Surf
Is there anything better than a day at the beach?
The dangerous beauty of the surf; cricket unencumbered by rules; kids splashing happily in the shallows.
Sure, there are sharks.
Parking meters.
Traffic tantrums.
But all is forgiven once you spill out of the car onto the sugary sand and catch that first glimpse of the jewelled sea.
Dorothea Mackellar was sidetracked by sweeping plains, rugged mountain ranges, droughts and flooding rains.
But Tim Winton got it right in Breath, a poetic paen to our love of the roiling sea.
“Blokes dancing themselves across the bay with smiles on their faces and sun in their hair … How strange it was to see men do something beautiful. Something pointless and elegant, as though nobody saw or cared,” he wrote.
Sadly, my promising surfing career was cut short by a devastating fin chop at Byron Bay.
The sea was angry that day my friends, like an old man trying to return soup at a deli. (Seinfeld episode #78.)
The scene was Watego’s beach – the best longboard ride in the country.
Battling metre-high waves I made my way ‘out the back’ with the fellas.
Actually, I was happy to hang there and stare at the buff bods until a crashing set came in.
Within seconds, I went from perving on pecs to a punishing pummelling.
(Sorry – I’m undergoing alliteration therapy to deal with the trauma.)
Somehow, I became swept onto rocks where my board and body were smashed.
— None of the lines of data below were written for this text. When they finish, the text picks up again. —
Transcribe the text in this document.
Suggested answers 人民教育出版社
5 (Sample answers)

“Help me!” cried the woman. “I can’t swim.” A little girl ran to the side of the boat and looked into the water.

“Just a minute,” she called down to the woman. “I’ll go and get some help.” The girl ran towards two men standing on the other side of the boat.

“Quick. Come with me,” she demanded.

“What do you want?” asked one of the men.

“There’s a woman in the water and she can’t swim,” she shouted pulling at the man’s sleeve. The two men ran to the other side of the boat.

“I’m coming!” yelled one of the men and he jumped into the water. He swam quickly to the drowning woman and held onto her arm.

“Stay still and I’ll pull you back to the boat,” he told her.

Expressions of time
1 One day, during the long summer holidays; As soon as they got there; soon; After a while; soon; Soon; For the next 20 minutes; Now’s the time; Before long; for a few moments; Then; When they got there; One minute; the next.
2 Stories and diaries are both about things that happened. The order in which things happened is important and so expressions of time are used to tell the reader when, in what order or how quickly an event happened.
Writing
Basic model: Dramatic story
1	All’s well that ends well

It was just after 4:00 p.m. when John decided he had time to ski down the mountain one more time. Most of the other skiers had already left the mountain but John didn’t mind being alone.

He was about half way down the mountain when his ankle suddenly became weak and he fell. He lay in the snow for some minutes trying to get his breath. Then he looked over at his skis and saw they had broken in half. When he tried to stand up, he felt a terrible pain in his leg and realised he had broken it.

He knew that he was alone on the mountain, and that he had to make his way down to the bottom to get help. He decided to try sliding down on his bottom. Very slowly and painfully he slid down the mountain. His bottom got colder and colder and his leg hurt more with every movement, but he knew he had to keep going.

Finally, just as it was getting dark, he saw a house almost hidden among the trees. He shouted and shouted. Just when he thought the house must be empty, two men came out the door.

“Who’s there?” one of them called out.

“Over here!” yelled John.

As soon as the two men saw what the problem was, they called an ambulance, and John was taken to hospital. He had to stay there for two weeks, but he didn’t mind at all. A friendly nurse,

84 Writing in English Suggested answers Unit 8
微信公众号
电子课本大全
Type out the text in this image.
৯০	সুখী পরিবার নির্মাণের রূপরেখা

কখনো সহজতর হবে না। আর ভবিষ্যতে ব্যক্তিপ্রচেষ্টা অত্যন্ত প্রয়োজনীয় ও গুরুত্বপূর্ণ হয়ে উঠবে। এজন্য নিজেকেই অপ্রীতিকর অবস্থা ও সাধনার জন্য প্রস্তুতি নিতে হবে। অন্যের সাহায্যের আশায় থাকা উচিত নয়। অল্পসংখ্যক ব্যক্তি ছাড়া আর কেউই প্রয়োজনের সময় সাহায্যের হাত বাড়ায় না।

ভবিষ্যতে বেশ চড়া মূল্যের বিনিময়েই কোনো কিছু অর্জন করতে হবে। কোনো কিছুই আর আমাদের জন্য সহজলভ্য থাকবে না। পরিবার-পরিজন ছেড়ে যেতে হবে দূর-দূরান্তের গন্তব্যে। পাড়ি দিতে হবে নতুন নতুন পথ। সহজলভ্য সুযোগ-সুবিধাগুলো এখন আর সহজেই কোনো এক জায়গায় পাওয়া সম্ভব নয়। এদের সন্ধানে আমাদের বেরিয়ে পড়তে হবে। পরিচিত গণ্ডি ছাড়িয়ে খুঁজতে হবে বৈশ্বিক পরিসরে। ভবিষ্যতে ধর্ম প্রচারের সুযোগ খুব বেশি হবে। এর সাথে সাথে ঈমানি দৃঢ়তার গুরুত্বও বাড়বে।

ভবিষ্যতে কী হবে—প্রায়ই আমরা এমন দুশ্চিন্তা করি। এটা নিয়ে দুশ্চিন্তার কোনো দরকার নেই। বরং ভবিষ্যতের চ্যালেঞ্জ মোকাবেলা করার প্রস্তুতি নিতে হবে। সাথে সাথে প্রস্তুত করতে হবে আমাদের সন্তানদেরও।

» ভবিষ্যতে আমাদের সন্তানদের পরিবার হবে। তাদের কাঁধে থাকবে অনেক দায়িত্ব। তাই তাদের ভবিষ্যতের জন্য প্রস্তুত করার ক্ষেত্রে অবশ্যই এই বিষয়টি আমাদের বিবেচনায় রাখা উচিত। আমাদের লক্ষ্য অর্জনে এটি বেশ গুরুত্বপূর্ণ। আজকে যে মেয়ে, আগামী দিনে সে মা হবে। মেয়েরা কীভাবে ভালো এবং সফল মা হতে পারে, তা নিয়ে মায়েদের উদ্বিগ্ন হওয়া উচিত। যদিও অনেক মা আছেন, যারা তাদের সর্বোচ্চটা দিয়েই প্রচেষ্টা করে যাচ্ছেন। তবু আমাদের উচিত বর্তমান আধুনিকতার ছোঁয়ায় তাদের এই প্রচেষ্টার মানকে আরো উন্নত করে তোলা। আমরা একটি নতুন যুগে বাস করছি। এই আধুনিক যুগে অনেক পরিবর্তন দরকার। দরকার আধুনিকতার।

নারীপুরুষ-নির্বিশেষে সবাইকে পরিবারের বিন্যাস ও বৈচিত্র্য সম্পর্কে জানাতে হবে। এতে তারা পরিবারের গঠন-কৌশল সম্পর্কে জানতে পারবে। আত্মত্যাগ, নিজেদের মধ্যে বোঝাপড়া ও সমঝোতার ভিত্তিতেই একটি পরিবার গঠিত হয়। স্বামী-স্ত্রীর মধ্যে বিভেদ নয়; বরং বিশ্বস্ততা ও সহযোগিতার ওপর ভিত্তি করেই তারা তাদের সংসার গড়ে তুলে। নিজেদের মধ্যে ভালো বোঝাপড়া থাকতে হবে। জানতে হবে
My confidence was further dented by the blood-curdling screams emanating from the local hospital.
“Put the fu*#ing thing back in,” one surfer yelled as a doctor forced his dislocated shoulder back into its socket.
I tried to limp away but hubby dragged me inside to the same doctor, who looked at my knee and roared with laughter.
“How about I put a band aid on that,” he said, rather unkindly.
“But it’s a fin chop!” I insisted. “Can’t I at least have one stitch? So I can show everyone?”
The good doctor stitched then bandaged the knee, which swelled with each exaggerated retelling of the story at the Byron Bay Beach Hotel that evening.
(Later that night I fainted, either from shock or a bad case of the G&Ts.)
These days I miss the exhilaration of walking on water, as Tim Winton puts it.
But I love sitting on the beach with the kids and watching the artisans of the sea weave their magic.
Four-year-old Taj screams in terror every time hubby pushes him onto a wave, but his face lights up when he reaches the shore – the ecstasy a counterbalance to the fear.
The 18th century author, philosopher and politician Edmund Burke wrote that the ocean is a source of the sublime because it produces “the strongest emotion which the mind is capable of feeling”.
Watching another sapphire set crash onto Curl Curl Beach while the kids make a muddy, disheveled sand castle, I can think of no place I’d rather be.